Disturbances in Fixed-Bed Combustion

Licentiatavhandling, 2007

Conversion of solid fuels in fixed beds is a common method for heat and power production. A frequent fixed-bed technique in small to medium scale is combustion in grate furnaces. Grate furnaces are widely used in the industrial energy branch and appreciated for their stability and simplicity of control. Also, the fuel flexibility makes the method economically attractive as an energy supplier to district heating systems. With increasing demands on combustion efficiency and fuel flexibility, it has been observed, though, that the fuel bed in grate furnaces often suffers from disturbances causing problems in the fuel bed and in the free-board above it, such as elevated emissions and increased material wear. To reduce these problems it is important to gain a deeper understanding of the processes in the fuel bed, both by practical investigations and modelling. An inventory of disturbances in the fuel bed of grate furnaces was carried out, in which interviews with operating personnel and recordings of fuel beds with a video camera, was made. The results show that disturbances in the fuel bed are very common. Most frequent is channelling in the fuel bed and at the bounding walls, which occur naturally at walls of packed beds and in connection with local changes in bed porosity. The inventory shows that a range of practical measures in the operation of grate furnaces amplify this phenomenon. Modelling of combustion in the free-board of a grate furnace and in the fixed fuel bed was performed.

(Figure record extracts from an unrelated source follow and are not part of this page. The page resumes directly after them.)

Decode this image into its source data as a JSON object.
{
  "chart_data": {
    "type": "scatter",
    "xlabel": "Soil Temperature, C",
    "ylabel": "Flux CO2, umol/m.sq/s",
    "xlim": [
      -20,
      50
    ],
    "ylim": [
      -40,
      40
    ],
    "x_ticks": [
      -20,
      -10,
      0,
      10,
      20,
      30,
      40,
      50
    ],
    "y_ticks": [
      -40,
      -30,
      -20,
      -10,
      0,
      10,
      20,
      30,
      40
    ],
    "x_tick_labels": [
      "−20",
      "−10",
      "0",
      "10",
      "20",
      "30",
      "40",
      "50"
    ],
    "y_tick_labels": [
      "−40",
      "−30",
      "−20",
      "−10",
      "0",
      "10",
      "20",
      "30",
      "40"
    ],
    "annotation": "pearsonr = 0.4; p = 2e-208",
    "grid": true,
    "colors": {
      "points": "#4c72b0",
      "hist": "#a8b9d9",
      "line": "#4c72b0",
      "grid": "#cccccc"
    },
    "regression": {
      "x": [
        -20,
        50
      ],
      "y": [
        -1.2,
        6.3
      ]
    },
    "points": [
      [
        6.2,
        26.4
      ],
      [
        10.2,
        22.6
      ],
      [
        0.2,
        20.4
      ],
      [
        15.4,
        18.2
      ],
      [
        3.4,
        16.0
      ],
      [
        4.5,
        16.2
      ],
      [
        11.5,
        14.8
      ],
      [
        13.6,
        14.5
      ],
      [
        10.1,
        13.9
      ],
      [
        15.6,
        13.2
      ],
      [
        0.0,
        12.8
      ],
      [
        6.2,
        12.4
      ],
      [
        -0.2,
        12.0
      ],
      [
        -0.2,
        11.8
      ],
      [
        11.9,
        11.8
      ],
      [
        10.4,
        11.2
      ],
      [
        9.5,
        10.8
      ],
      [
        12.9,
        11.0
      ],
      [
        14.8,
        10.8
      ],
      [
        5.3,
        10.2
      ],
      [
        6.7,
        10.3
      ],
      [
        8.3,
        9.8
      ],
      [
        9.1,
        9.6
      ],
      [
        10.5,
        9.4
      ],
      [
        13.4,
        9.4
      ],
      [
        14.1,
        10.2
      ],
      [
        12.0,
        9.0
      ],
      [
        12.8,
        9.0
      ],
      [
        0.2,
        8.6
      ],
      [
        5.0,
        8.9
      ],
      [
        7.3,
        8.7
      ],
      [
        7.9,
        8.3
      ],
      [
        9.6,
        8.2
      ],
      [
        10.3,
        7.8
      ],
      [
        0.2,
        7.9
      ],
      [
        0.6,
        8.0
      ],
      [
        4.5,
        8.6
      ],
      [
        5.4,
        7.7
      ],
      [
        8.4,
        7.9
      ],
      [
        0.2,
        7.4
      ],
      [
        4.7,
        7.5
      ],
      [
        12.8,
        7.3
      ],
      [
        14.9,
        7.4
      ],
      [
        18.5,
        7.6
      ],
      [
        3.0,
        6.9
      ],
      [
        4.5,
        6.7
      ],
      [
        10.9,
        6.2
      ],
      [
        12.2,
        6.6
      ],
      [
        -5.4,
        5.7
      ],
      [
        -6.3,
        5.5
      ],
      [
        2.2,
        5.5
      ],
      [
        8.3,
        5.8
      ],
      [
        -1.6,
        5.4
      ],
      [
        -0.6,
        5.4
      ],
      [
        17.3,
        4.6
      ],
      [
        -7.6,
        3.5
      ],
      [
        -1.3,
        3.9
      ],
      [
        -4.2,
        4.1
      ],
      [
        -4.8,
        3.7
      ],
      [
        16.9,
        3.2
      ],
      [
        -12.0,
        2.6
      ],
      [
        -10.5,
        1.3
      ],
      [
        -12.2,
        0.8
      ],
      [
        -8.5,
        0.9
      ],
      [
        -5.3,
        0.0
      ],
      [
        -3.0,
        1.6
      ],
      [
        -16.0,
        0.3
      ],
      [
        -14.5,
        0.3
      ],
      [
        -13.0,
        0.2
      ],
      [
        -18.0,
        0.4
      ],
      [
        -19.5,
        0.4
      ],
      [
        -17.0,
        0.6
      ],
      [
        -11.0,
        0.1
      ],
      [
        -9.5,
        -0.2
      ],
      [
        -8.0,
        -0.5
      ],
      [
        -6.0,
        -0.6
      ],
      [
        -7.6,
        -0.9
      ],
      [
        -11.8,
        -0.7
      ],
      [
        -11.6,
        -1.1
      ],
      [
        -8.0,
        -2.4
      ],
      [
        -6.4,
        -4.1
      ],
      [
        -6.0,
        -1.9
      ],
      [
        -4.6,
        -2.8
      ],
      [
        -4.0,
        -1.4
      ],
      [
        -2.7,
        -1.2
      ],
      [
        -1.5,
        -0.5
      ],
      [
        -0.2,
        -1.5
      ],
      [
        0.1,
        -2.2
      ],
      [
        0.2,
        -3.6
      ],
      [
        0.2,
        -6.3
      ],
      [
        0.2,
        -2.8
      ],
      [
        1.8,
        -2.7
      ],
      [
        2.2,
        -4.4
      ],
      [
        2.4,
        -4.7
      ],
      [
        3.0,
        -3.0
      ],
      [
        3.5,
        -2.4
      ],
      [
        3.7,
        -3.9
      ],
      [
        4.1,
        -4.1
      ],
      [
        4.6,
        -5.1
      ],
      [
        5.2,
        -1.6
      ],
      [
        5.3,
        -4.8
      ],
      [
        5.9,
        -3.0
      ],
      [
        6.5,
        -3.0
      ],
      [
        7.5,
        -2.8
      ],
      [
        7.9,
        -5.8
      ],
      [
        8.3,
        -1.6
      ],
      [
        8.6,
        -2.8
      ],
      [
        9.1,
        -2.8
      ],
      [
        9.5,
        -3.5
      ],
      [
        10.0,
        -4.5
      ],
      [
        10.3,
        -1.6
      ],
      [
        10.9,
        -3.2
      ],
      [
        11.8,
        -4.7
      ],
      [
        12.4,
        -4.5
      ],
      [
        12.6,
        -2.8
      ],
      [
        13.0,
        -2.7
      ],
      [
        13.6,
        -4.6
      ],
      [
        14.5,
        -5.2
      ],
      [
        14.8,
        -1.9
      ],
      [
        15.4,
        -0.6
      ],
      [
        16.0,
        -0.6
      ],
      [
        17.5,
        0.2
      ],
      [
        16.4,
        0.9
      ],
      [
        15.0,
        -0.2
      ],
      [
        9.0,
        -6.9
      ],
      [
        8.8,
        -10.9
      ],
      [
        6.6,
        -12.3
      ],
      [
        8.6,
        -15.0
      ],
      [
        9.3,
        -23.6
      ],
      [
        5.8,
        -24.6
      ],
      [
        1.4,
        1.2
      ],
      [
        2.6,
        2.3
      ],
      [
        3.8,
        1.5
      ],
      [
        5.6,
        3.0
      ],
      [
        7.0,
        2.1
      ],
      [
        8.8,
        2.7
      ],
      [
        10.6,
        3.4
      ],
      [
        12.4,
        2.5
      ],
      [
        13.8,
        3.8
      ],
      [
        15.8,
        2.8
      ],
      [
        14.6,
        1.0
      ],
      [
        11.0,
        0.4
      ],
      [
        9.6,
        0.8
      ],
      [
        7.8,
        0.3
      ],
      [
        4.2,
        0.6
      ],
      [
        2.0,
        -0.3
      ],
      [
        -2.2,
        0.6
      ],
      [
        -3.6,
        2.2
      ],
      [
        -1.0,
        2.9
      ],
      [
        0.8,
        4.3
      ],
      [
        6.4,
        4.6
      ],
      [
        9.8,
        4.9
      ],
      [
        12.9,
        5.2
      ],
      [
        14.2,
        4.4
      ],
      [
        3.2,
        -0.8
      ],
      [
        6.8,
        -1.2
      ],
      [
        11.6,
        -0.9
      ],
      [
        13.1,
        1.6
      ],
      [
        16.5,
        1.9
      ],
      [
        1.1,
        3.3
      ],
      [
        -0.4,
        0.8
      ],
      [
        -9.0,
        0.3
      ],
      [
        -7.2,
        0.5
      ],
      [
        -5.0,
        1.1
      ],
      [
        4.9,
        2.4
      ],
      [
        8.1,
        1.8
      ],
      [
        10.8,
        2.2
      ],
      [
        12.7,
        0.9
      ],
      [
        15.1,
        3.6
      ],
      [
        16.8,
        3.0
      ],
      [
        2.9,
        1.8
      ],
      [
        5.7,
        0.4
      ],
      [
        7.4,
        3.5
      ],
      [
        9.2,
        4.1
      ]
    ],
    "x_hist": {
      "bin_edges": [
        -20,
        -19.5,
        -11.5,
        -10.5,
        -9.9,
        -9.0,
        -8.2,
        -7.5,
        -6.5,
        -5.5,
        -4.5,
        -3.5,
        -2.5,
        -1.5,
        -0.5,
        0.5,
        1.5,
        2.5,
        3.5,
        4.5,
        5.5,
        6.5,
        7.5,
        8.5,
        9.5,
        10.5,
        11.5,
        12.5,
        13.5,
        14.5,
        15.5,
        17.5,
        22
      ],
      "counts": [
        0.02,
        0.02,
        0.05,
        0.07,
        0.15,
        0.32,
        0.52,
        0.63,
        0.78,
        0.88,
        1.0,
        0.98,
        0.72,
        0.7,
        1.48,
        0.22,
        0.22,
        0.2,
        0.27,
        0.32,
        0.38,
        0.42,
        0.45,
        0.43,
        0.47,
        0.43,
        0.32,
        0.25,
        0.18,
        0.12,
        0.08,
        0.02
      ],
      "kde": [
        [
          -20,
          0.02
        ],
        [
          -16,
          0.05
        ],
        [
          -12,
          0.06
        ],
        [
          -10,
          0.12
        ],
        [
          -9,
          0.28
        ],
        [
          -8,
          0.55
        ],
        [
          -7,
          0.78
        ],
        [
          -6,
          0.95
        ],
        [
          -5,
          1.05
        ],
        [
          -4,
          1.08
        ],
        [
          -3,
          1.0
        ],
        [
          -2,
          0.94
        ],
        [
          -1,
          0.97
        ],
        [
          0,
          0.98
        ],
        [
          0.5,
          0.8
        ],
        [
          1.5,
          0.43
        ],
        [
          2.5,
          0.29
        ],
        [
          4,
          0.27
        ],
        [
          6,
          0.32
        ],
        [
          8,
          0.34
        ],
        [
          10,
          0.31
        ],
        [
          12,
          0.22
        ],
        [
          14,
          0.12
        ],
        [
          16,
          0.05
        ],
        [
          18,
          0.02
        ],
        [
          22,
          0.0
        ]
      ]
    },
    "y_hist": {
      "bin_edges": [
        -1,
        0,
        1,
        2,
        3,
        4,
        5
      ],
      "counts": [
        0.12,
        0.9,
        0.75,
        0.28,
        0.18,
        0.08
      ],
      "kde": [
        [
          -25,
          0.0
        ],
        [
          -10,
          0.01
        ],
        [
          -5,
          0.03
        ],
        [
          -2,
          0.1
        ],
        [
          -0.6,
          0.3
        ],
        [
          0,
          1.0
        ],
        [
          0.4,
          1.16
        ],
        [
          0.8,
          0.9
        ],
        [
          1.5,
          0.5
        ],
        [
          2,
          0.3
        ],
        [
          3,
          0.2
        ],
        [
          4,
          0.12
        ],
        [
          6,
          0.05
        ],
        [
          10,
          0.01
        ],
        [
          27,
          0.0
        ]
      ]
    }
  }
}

The free-board modelling was carried out with a numerical software, using a simplified bed model to describe the inlet conditions from the fuel bed. The results clearly emphasise the practicability of such a combination and effects that are difficult to foresee by measurements and observations are highlighted. A zone in the furnace that is poorly exploited by the combustion process was revealed by the computation, and an alternative design was evaluated. The first steps in creating a bed model that describes the processes in a burning bed of char were also taken. The model was implemented into a commercial software and enriched with model-specific functions. Emphasis was put on describing a two-dimensional flow, including spatial variations in flow conditions and their influence on bed porosity and shrinkage, which enables modelling of channel formation in fixed beds.